Nenhum alimento sai da fábrica idêntico ao lote anterior. Um pouco mais de umidade na matéria-prima, uma pequena diferença no tempo de cocção, uma variação sazonal no ingrediente natural, e o valor nutricional real se afasta um pouco do valor calculado na hora de desenhar o rótulo. A Anvisa sabe disso e por isso trabalha com margens de tolerância para fins de fiscalização, que chegam a 20%. Essa margem nunca precisou ser anunciada no rótulo, e o STJ acabou de confirmar que continua assim.
Em 2 de junho de 2026, a Segunda Turma do Superior Tribunal de Justiça decidiu, por unanimidade, que a ausência dessa informação no rótulo não é ilegal. A relatoria é da ministra Maria Thereza de Assis Moura, e a decisão foi publicada no Informativo 900 do tribunal, em 8 de setembro. Segundo o STJ, a falta de advertência expressa sobre a tolerância não viola o dever de informação do artigo 6º do Código de Defesa do Consumidor, e não há fundamento jurídico para obrigar a Anvisa a exigir esse aviso.

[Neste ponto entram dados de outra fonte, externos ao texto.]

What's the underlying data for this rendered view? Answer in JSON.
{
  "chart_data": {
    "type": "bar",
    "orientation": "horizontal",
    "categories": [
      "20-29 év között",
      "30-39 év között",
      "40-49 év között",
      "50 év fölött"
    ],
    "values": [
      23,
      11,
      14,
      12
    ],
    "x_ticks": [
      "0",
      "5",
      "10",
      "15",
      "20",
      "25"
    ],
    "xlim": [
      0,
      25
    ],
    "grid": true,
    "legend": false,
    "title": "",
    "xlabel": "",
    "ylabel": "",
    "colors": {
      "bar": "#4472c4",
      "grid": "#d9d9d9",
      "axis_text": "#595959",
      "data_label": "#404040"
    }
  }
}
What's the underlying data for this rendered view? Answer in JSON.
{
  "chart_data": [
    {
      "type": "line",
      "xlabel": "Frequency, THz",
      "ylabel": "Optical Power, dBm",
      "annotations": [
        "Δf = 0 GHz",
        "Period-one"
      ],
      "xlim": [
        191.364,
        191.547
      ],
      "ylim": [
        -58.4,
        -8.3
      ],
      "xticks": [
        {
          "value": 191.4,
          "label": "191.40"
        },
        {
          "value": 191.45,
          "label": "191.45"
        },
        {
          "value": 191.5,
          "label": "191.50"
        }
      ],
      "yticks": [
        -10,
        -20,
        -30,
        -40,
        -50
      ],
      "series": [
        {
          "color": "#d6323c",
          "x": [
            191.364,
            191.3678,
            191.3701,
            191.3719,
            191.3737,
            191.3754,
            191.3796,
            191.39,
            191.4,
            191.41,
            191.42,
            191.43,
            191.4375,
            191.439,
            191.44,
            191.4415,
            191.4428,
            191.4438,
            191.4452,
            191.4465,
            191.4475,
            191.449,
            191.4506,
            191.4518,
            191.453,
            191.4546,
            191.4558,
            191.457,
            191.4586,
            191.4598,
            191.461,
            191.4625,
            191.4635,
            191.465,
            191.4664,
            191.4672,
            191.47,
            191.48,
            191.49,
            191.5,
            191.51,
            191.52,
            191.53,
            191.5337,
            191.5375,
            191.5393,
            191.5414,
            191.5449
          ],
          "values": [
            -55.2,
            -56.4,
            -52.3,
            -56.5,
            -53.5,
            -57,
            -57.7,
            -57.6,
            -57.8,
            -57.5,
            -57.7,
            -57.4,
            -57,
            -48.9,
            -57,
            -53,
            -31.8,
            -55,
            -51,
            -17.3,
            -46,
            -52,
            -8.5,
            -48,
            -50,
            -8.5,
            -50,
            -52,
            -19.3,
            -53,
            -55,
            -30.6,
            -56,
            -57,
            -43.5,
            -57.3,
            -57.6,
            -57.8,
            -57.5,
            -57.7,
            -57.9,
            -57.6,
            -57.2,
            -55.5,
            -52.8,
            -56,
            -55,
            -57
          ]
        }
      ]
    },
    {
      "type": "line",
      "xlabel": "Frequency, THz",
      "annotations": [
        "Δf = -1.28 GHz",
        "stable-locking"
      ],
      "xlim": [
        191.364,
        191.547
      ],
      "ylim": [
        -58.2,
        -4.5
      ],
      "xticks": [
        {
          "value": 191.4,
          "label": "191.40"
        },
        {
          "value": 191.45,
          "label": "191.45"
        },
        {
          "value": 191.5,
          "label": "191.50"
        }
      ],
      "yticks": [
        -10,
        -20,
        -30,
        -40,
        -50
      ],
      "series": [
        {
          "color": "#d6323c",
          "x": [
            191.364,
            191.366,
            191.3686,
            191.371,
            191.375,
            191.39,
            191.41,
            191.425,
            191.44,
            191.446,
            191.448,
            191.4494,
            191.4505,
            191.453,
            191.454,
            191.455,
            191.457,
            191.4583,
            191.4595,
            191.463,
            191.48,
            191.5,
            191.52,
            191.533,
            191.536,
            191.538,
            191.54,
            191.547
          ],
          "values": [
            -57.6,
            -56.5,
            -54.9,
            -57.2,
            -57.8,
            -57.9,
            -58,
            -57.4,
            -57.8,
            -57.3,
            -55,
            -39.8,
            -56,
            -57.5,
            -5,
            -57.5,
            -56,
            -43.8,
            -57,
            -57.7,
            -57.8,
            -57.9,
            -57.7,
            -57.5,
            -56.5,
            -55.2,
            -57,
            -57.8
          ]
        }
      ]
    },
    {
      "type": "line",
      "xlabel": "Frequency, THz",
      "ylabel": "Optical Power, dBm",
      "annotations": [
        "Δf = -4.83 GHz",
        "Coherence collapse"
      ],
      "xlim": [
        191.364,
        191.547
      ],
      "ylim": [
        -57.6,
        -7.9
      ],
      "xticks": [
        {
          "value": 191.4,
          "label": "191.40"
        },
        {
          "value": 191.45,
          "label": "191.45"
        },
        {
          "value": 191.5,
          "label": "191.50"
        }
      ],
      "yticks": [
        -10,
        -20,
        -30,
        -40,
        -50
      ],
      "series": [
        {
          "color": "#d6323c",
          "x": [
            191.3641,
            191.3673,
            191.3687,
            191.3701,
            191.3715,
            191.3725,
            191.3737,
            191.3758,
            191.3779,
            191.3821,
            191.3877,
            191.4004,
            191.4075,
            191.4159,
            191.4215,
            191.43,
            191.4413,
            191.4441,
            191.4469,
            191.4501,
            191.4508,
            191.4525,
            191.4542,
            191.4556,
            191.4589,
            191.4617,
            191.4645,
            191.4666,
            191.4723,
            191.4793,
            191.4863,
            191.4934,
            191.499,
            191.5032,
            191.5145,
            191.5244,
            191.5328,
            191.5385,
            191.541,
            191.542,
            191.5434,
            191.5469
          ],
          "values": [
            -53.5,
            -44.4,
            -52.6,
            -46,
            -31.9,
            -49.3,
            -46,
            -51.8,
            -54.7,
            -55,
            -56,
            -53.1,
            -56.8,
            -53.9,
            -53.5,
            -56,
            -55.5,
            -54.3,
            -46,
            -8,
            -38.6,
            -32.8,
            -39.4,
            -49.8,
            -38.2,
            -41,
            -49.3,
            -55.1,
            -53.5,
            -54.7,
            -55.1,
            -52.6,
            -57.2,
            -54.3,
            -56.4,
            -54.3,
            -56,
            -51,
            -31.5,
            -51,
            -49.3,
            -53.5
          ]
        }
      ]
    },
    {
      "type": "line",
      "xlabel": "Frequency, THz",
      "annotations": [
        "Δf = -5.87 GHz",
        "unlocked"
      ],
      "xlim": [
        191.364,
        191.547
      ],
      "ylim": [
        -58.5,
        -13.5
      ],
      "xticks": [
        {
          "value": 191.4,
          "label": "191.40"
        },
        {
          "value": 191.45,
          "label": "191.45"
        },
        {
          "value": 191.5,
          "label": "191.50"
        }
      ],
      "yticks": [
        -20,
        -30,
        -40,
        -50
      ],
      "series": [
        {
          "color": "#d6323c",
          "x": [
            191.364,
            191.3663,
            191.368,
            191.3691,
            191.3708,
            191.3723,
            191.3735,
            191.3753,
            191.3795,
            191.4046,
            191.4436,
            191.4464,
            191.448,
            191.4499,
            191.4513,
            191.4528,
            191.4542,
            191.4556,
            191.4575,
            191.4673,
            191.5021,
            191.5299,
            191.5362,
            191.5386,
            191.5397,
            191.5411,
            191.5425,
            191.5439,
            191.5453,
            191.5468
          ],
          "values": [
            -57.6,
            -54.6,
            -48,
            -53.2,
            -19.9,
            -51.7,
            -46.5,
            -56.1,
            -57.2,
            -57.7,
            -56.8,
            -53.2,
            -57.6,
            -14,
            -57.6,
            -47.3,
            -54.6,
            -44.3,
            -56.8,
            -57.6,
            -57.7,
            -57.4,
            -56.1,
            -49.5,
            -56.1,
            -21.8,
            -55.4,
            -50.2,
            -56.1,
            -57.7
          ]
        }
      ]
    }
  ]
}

A discussão levou vinte anos para se resolver. A ação é de 2006, movida pelo Ministério Público Federal contra a Anvisa, pedindo que a agência passasse a exigir a advertência nos rótulos de produtos light e diet. Em 2016, o MPF ganhou em primeira análise, e a Segunda Turma mandou a Anvisa exigir o aviso. O caso subiu ao Supremo, que devolveu os autos ao STJ para novo julgamento, considerando os quase vinte anos transcorridos e as mudanças normativas ocorridas no período. O resultado de 2026 inverteu o de 2016.
A virada tem raiz regulatória. A Resolução 360/2003, que sustentava a decisão de 2016, cedeu lugar à RDC 429/2020, que reformulou a rotulagem nutricional brasileira e concentrou o alerta ao consumidor onde ele importa: no painel principal, para produtos com alto teor de açúcar adicionado, gordura saturada ou sódio. A relatora entendeu que empilhar mais um aviso técnico sobre margem de tolerância dentro dessa estrutura recém-simplificada faria o oposto do que a reforma buscou, comprometendo a padronização e desviando o foco do que de fato precisa ser destacado.
Ao devolver o caso, o Supremo determinou que o novo julgamento observasse o Tema 698, que fixa parâmetros para a intervenção judicial em políticas públicas. Nesse cenário, pesou o fato de que a Anvisa não permaneceu inerte. Ela reformulou toda a política de rotulagem nutricional e definiu tecnicamente quais informações precisam de destaque, o que deixa pouco espaço para o Judiciário substituir essa escolha por uma medida pontual.
A tolerância não é uma brecha. Ela faz parte do desenho técnico da norma. O artigo 31 da RDC 429/2020 diz que o valor declarado deve representar a quantidade real no alimento, considerando sazonalidade, processo produtivo, prazo de validade, precisão do método de apuração e a própria margem do artigo 33. O artigo 32 já exige que esse valor venha de análise laboratorial validada, de cálculo a partir dos ingredientes informados pelos fornecedores, ou de tabela de composição de alimentos. A margem existe porque a norma antecipou o problema, não porque tolera erro.
Isso não significa ausência de limite. O artigo 33 fixa a faixa: valor energético, carboidratos, açúcares, gorduras, sódio e colesterol não podem passar de 20% acima do declarado, e proteínas, fibras, vitaminas e minerais não podem ficar 20% abaixo. Fora dessa faixa, a própria RDC trata o descumprimento como infração sanitária, sem prejuízo de responsabilidade civil, administrativa e penal, segundo a regra geral do artigo 48.
Existe uma posição contrária, defendida pelo MPF na sustentação oral, de que consumidores hipervulneráveis, como diabéticos e celíacos, teriam interesse específico em conhecer essa margem. É um argumento legítimo. Mas o caminho para resolver isso é regulatório ou legislativo, pela Anvisa ou pelo Congresso, e não por decisão judicial substituindo a política pública já em vigor.
Para a indústria de alimentos, bebidas e suplementos, o precedente reforça que o desenho do rótulo é atribuição do regulador, não de decisão judicial caso a caso. Mas o efeito mais prático não está na dispensa de aviso, está no artigo 34, que exige a documentação de apuração disponível para a autoridade sanitária quando pedida. A tolerância protege quem consegue demonstrar como chegou ao número impresso, não substitui esse dever. Na prática, isso significa manter o dossiê de cálculo nutricional atualizado e revisar os valores sempre que houver alteração relevante de formulação, ingrediente, fornecedor ou processo produtivo. A margem de tolerância não transforma estimativa em licença para errar.